Many of the people released today have distinguished themselves as steadfast, courageous leaders in the fight for democracy and human rights at critical times in their country’s recent history. And like all of the people of their country, they want and deserve to have a voice in the decisions that affect their lives.
I also warmly welcome news of a cease-fire agreement between the government and the Karen National Union. The KNU has been involved in one of the longest-running insurgencies anywhere in the world, and entering a ceasefire agreement that begins to address the longstanding grievances of the Karen people is an important step forward.
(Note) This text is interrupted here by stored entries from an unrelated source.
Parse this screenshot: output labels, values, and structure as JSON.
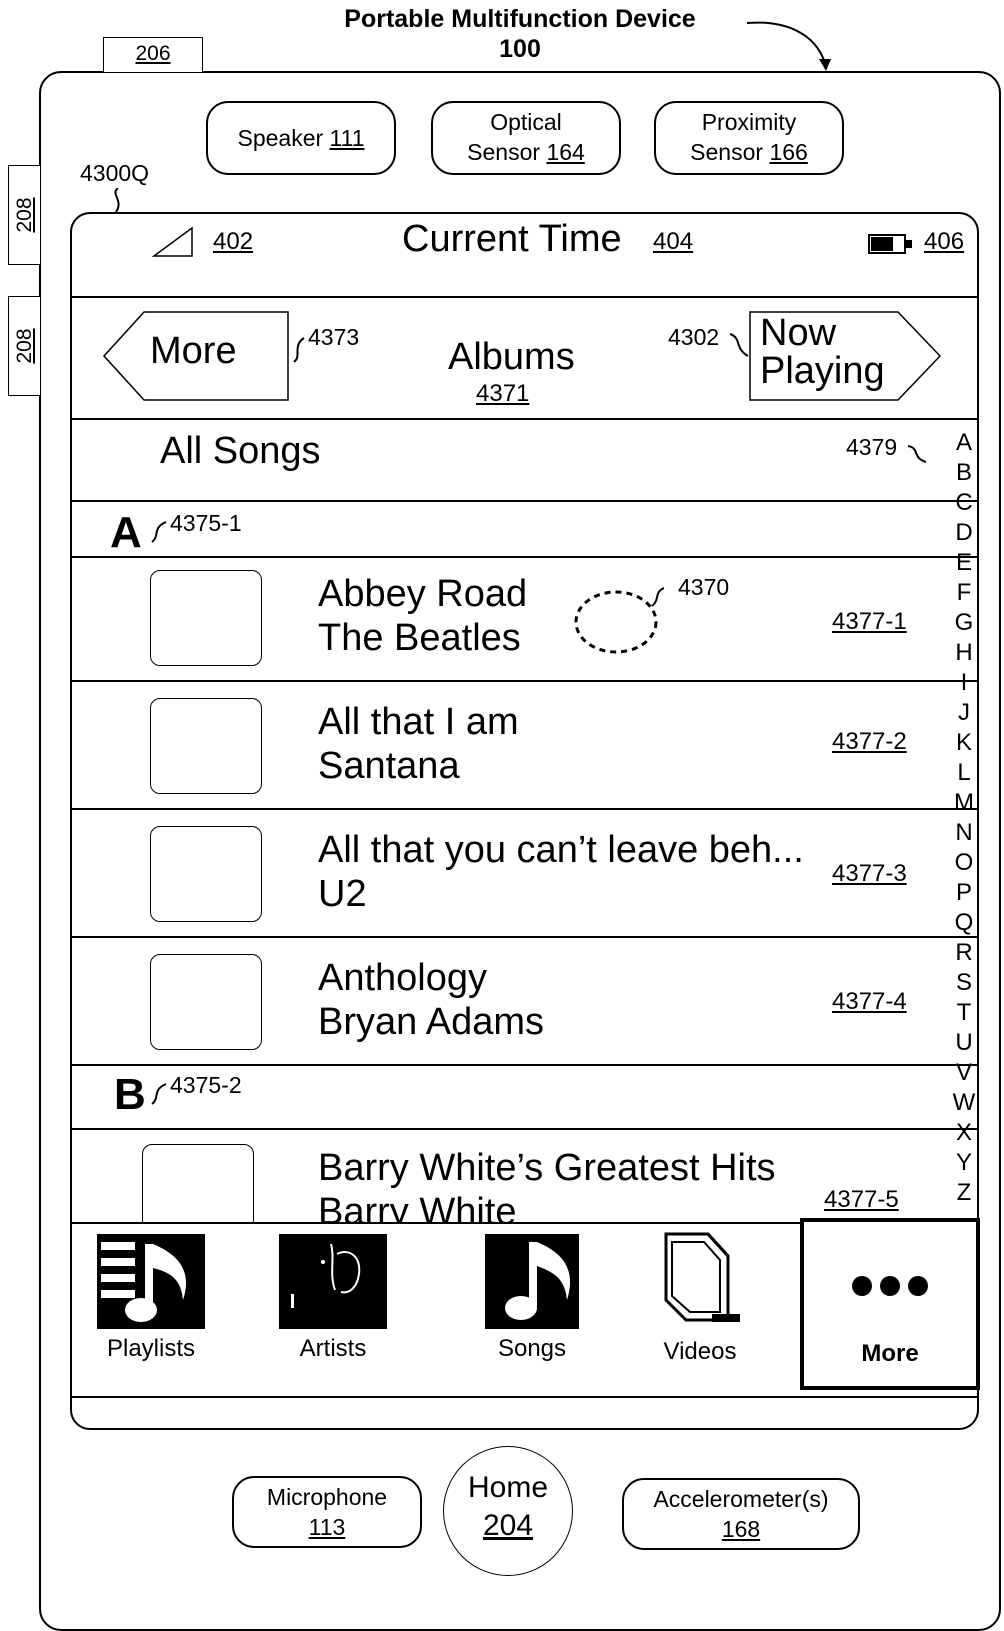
{
  "device": {
    "title": "Portable Multifunction Device",
    "number": "100"
  },
  "side_buttons": {
    "top": "206",
    "left_a": "208",
    "left_b": "208"
  },
  "sensors": {
    "speaker_label": "Speaker",
    "speaker_num": "111",
    "optical_label": "Optical",
    "optical_label2": "Sensor",
    "optical_num": "164",
    "proximity_label": "Proximity",
    "proximity_label2": "Sensor",
    "proximity_num": "166"
  },
  "screen_ref": "4300Q",
  "status_bar": {
    "signal_ref": "402",
    "time_label": "Current Time",
    "time_ref": "404",
    "battery_ref": "406"
  },
  "nav_bar": {
    "back_label": "More",
    "back_ref": "4373",
    "title": "Albums",
    "title_ref": "4371",
    "forward_ref": "4302",
    "forward_label_1": "Now",
    "forward_label_2": "Playing"
  },
  "all_songs": {
    "label": "All Songs",
    "index_ref": "4379"
  },
  "sections": [
    {
      "letter": "A",
      "ref": "4375-1"
    },
    {
      "letter": "B",
      "ref": "4375-2"
    }
  ],
  "contact_ref": "4370",
  "albums": [
    {
      "title": "Abbey Road",
      "artist": "The Beatles",
      "ref": "4377-1"
    },
    {
      "title": "All that I am",
      "artist": "Santana",
      "ref": "4377-2"
    },
    {
      "title": "All that you can’t leave beh...",
      "artist": "U2",
      "ref": "4377-3"
    },
    {
      "title": "Anthology",
      "artist": "Bryan Adams",
      "ref": "4377-4"
    },
    {
      "title": "Barry White’s Greatest Hits",
      "artist": "Barry White",
      "ref": "4377-5"
    }
  ],
  "index_letters": [
    "A",
    "B",
    "C",
    "D",
    "E",
    "F",
    "G",
    "H",
    "I",
    "J",
    "K",
    "L",
    "M",
    "N",
    "O",
    "P",
    "Q",
    "R",
    "S",
    "T",
    "U",
    "V",
    "W",
    "X",
    "Y",
    "Z"
  ],
  "tab_bar": [
    {
      "label": "Playlists",
      "icon": "playlist-icon"
    },
    {
      "label": "Artists",
      "icon": "artist-icon"
    },
    {
      "label": "Songs",
      "icon": "music-note-icon"
    },
    {
      "label": "Videos",
      "icon": "tv-icon"
    },
    {
      "label": "More",
      "icon": "more-dots-icon"
    }
  ],
  "bottom": {
    "microphone_label": "Microphone",
    "microphone_num": "113",
    "home_label": "Home",
    "home_num": "204",
    "accel_label": "Accelerometer(s)",
    "accel_num": "168"
  }
}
It is in that spirit that I urge the government to enter into meaningful dialogue with all ethnic groups to achieve national reconciliation, to allow news media and humanitarian groups access to ethnic areas.
In addition to the ceasefire and the release of political prisoners, the civilian leadership has taken other important steps since assuming power in April 2011, including easing restrictions on media and civil society; engaging Aung San Suu Kyi in a substantive dialogue and amending electoral laws to pave the way for the National League for Democracy to participate in the political process; setting a date for the by-elections this year; passing new legislation to protect the right of assembly and the rights of workers; beginning to provide humanitarian access for the United Nations and NGOs to conflict areas; and establishing their own national Human Rights Commission.
As I said last December, the United States will meet action with action. Based on the steps taken so far, we will now begin. In consultation with members of Congress and at the direction of President Obama, we will start the process of exchanging ambassadors with Burma. We will identify a candidate to serve as U.S. Ambassador to represent the United States Government and our broader efforts to strengthen and deepen our ties with both the people and the government.
This is a lengthy process, and it will, of course, depend on continuing progress and reform. But an American Ambassador will help strengthen our efforts to support the historic and promising steps that are now unfolding. I have also instructed my team at the State Department to identify further steps that the United States can take in conjunction with our friends and allies to support the reforms underway. And I intend to call President Thein Sein and Aung San Suu Kyi this weekend to underscore our commitment to walk together with them on the path of reform.
Of course, there is more work to be done, and we will continue to work with the government on their reform and reconciliation efforts, including taking further steps to address the concerns of ethnic minority groups, making sure that there is a free and fair by-election, and making all the releases from prison unconditional, and making sure that all remaining political detainees are also released.
But this is a momentous day for the diverse people of Burma, and we will continue to support them and their efforts and to encourage the government to take bold steps that build the kind of free and prosperous nation, that I heard from everyone I met with, they desire to see. We believe that that future is achievable, and we look forward to being a partner and a friend as we see the progress continue. Thank you.